Liputan6.com, New York Pro dan kontra terkait penggunaan kacamata pintar Google Glass di ruang publik kembali bergulir. Setelah sempat dilarang digunakan di sejumlah tempat umum, kini menurut hasil survei yang dilakukan perusahaan riset Toluna, terungkap bahwa sekitar 72% warga Amerika Serikat (AS) menolak pemasaran Google Glass secara luas.
Mengutip laman Cnet, Jumat (11/4/2014), alasan privasi dan keamanan menjadi kekhawatiran yang paling banyak diungkapkan oleh para peserta survei yang diadakan Toluna. Dua dari lima orang mengaku sangat khawatir data privasinya dapat diakses oleh orang-orang yang menggunakan Google Glass. Sementara sebagian lainnya menduga kegiatan pribadinya dapat diintai secara diam-diam oleh Google Glass.
Namun hasil survei dari Toluna juga mengungkapkan jika 28% warga AS sangat antusias dengan kehadiran Google Glass. Kacamata pintar pertama besutan Google dinilai mampu menjadi perangkat alternatif selain smartphone yang mampu mendukung berbagai kegiatan penggunanya.

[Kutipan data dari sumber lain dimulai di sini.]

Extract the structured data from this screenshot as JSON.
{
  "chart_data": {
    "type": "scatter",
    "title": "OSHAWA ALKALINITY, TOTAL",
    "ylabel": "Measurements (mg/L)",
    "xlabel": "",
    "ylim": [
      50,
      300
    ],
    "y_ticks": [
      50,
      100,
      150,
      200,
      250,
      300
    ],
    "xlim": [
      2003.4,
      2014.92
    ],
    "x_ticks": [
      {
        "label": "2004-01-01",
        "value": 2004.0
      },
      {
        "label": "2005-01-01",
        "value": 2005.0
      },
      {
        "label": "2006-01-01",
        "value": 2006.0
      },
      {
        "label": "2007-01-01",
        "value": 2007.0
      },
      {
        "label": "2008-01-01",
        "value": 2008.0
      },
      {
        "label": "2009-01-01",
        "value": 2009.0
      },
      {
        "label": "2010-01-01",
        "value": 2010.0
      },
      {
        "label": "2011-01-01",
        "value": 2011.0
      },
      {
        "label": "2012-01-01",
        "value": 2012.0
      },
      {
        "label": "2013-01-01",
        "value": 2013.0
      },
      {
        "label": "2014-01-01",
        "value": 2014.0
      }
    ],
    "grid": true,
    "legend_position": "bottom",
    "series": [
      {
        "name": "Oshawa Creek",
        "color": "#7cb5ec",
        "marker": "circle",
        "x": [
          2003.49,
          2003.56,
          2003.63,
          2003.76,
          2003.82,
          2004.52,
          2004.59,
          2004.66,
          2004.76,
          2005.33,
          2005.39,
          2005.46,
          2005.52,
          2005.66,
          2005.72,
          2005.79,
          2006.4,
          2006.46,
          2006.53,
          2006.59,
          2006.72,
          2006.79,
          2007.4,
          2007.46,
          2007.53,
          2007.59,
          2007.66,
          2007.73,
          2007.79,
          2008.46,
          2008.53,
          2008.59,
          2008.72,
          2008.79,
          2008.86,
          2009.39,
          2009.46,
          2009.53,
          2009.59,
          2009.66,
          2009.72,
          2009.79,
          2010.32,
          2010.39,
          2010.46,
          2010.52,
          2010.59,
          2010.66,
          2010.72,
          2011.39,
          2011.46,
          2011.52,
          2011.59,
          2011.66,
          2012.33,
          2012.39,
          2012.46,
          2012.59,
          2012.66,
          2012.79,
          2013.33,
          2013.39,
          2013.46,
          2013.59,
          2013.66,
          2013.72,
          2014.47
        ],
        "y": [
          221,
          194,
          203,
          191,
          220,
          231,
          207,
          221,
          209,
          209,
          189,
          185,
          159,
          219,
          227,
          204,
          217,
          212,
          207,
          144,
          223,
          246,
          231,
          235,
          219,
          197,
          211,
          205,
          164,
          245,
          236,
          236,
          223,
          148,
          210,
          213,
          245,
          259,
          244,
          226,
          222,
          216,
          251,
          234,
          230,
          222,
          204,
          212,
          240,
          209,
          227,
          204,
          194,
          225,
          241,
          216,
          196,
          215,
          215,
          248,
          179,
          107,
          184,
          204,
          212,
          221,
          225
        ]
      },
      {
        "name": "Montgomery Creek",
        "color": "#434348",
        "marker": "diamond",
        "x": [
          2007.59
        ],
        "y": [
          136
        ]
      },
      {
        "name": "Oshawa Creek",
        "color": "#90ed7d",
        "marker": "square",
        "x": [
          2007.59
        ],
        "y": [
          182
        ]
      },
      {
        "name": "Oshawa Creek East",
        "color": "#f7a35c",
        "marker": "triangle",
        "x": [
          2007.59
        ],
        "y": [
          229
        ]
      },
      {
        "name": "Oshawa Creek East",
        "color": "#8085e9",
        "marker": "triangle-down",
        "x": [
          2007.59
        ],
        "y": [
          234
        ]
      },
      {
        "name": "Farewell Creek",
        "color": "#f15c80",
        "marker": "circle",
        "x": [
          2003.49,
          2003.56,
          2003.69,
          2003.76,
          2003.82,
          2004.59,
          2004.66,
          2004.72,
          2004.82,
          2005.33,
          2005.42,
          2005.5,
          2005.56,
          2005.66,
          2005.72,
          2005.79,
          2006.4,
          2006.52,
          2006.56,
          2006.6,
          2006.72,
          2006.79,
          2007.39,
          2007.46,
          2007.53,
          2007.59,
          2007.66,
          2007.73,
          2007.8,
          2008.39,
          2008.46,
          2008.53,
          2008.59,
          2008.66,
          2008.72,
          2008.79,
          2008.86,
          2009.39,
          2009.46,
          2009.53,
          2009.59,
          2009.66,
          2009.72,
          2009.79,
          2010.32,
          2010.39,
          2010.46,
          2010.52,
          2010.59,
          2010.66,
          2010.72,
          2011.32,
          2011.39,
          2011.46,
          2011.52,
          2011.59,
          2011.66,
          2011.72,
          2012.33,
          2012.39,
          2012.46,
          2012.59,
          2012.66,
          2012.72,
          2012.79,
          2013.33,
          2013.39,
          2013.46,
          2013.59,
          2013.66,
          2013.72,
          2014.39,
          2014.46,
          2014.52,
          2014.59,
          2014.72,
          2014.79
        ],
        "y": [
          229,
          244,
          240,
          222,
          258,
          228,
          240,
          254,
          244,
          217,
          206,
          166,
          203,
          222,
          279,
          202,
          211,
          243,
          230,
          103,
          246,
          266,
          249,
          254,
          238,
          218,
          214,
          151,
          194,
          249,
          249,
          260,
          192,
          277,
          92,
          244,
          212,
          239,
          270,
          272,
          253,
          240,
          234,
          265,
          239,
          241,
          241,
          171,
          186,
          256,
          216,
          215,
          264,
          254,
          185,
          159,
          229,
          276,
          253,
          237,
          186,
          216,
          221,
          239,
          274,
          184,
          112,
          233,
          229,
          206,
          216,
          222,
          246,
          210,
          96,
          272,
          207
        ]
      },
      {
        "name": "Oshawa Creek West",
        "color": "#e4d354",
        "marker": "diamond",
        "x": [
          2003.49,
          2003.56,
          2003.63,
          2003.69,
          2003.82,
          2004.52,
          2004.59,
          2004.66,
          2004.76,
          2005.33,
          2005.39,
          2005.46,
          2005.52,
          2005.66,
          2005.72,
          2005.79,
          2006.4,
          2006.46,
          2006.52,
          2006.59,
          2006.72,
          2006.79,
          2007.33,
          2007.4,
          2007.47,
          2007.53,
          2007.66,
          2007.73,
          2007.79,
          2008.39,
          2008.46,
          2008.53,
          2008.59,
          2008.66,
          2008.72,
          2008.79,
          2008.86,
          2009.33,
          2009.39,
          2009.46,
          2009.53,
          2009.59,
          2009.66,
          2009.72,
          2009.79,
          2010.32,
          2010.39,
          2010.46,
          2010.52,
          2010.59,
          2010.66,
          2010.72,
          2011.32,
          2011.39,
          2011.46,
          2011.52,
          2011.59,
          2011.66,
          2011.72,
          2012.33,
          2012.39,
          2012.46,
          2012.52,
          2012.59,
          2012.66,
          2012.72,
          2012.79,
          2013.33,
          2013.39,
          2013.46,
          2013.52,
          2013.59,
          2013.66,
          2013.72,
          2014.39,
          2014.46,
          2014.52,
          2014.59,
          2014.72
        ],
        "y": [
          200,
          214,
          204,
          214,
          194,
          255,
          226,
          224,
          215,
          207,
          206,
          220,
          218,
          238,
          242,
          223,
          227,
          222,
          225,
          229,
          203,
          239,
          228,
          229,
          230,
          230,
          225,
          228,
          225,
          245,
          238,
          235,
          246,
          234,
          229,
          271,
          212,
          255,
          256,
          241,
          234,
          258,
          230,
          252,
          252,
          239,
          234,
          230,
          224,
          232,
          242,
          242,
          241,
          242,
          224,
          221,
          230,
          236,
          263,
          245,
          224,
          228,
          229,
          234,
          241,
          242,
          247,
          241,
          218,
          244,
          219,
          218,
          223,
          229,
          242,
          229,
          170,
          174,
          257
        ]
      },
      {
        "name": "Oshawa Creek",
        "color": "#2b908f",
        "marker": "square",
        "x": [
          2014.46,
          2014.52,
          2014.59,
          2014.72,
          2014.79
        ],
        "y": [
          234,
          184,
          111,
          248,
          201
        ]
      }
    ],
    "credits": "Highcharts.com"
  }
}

Sebelumnya dilansir laman CNN, salah satu fitur yang paling kontroversial dari Google Glass adalah tersedianya kamera kecil yang dapat merekam video 720p atau snap foto-foto. Tidak ada lampu indikator yang menunjukkan kamera aktif, sehingga dikhawatirkan dapat digunakan untuk merekam privasi orang lain secara diam-diam.
Google sendiri diketahui baru saja membuka penjualan kacamata pintar Google Glass secara perdana kepada publik khusus untuk konsumen di AS. Ini adalah penjualan perdana Google Glass untuk publik. Awalnya Glass baru dipasarkan untuk para developer saja melalui program "Explorers", namun kemudian Google memperluasnya.
Penjualan akan dibuka per 15 April mulai pukul 09.00 pagi waktu New York hingga 24 jam ke depan secara online. Google Glass dipasarkan seharga USD 1.500 (sekitar Rp 17 jutaan).